Politicians don’t cut terribly sympathetic figures. To the proposition that we make parliament more accommodating of political parents, many will say they should get on with the job they’re paid to do or go get another one. But this underestimates the value of having mums and dads at Holyrood, as well as MSPs from rural and island Scotland. Drive them away with unworkable conditions and you will end up with a parliament of Central Belt singles, unrepresentative of the country, unfamiliar with the challenges of parenting, and unresponsive to the concerns of families.

If we’re going to make Scotland a better place to raise a family, we need people who know about raising families making laws and shaping policies. Losing people like Gail Ross makes that all the harder.

*****

I was sure I watched the Tories win the election in December, but I’m starting to have my doubts. Boris Johnson’s government won’t be appealing the Court of Appeals ruling that its plans to build a third runway at Heathrow are inconsistent with its obligations on climate change. Cue much Tory bellyaching about ‘activist judges’, but who was the foreign secretary who signed the Paris Agreement? That would be one Boris Johnson.

Protecting the climate and economic growth need not be at odds but when government signs up to virtuous-sounding treaties without thinking through their implications they put the two on a collision course. The economic case for a third runway is sound. Growing the economy will expedite the arrival of technological solutions to climate change.

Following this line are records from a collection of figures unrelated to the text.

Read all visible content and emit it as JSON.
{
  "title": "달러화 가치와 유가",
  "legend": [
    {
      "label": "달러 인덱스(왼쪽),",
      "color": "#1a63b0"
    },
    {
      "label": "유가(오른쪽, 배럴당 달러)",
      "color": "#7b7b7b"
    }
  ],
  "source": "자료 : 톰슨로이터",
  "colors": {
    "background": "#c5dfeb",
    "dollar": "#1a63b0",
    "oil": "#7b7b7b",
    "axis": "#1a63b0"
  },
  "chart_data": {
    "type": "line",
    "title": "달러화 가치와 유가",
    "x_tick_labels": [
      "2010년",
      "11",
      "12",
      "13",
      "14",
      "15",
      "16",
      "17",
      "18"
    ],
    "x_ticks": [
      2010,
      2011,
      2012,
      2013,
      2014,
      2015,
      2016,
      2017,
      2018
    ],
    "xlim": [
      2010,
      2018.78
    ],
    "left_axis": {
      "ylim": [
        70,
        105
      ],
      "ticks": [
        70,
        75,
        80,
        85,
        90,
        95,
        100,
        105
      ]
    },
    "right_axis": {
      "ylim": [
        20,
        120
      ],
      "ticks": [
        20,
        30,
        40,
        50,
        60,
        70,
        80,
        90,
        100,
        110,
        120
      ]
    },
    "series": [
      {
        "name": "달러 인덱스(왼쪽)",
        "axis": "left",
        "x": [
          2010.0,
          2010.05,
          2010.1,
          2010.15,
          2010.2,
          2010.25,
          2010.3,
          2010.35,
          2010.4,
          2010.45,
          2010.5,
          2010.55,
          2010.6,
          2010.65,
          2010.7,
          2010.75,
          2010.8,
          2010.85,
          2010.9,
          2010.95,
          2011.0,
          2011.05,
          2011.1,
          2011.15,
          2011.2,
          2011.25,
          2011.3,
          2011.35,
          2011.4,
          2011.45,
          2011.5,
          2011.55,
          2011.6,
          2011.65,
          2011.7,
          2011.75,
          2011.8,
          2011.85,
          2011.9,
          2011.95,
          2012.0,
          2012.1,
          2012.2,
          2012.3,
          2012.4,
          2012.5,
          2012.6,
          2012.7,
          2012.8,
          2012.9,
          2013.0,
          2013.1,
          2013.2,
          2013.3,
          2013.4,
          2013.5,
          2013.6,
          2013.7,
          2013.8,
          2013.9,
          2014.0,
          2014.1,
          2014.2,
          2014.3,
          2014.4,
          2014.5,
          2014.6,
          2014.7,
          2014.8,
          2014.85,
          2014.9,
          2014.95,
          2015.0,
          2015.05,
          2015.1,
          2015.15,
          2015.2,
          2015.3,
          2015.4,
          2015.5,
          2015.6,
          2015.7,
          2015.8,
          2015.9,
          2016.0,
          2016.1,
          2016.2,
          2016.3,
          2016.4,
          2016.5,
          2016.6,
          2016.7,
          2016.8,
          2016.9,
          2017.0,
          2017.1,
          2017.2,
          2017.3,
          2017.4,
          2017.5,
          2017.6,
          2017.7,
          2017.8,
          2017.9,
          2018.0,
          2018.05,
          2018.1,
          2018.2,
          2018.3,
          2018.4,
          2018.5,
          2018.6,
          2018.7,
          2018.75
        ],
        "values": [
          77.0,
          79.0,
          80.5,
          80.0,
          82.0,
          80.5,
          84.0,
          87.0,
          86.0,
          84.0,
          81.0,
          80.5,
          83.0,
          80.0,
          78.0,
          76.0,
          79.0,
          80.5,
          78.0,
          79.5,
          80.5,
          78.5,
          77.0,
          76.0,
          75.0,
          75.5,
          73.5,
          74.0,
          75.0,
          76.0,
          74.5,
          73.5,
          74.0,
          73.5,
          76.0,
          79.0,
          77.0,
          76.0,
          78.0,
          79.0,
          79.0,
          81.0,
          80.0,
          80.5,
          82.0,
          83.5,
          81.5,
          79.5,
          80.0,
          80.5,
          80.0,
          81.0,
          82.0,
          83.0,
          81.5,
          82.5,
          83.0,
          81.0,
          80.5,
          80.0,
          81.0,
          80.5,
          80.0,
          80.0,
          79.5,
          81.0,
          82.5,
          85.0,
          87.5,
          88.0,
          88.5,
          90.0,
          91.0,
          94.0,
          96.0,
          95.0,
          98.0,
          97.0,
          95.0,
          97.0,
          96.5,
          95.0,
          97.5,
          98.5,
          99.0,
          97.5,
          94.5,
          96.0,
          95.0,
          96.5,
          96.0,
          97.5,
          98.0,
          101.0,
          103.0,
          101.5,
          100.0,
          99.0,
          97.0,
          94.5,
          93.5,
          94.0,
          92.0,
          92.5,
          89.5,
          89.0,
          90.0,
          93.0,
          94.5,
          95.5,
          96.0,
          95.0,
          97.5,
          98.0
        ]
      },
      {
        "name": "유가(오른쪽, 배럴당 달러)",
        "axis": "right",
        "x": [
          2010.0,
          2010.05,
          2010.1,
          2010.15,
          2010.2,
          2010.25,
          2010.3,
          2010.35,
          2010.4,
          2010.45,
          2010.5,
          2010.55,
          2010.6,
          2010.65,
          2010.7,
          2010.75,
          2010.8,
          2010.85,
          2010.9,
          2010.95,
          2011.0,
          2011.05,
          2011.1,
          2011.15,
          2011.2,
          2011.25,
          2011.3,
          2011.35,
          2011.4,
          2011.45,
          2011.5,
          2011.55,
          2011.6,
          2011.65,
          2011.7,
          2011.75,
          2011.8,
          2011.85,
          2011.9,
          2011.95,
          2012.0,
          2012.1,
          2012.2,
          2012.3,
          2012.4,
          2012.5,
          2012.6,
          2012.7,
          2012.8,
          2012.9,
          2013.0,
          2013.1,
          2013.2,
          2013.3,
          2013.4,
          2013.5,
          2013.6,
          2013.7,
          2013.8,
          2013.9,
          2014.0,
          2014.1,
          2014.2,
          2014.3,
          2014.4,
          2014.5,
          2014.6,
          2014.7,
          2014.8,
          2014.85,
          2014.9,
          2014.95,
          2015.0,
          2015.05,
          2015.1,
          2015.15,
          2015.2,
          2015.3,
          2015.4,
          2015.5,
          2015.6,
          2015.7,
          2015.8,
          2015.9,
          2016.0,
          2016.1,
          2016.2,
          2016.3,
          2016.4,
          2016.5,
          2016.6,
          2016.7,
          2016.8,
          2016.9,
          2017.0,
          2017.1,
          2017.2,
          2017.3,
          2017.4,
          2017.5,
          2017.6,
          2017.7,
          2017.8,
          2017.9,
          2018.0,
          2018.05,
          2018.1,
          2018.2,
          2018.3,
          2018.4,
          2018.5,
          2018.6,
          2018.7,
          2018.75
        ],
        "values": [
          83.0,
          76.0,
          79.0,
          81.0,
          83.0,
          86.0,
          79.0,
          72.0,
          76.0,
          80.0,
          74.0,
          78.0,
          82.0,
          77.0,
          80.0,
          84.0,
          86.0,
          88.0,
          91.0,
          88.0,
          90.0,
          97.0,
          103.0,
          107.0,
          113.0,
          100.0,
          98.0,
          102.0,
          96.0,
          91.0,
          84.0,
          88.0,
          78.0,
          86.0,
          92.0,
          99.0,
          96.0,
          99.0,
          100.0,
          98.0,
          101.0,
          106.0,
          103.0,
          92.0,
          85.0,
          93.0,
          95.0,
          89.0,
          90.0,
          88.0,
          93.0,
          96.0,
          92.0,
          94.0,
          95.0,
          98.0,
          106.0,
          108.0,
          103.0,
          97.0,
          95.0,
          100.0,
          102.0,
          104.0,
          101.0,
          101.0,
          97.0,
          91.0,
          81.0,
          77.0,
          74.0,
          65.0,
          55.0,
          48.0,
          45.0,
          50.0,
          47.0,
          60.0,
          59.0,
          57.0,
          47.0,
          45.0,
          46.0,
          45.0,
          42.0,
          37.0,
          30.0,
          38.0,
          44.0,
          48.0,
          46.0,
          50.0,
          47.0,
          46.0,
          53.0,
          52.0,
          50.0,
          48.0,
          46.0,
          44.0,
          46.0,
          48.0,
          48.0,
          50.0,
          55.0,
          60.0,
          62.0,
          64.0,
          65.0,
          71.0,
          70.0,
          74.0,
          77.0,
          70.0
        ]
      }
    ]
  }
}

This government was not elected to bend to the regressive elitism of middle-class bog-botherers or the millenarian eco-communism of Extinction Rebellion. Not only should ministers press ahead with Heathrow expansion, they should build a new airport to declare Brexit Britain open for business. ‘Greta Thunberg International’ has a certain ring to it.

*****

Carrie Symonds has announced that she and the Prime Minister are expecting. A baby is always happy news but at this time of doom and gloom — Brexit, coronavirus, flooding — it’s especially welcome. It’s also a cause for celebration on the Opposition benches: finally, there’ll be somebody in labour living at 10 Downing Street.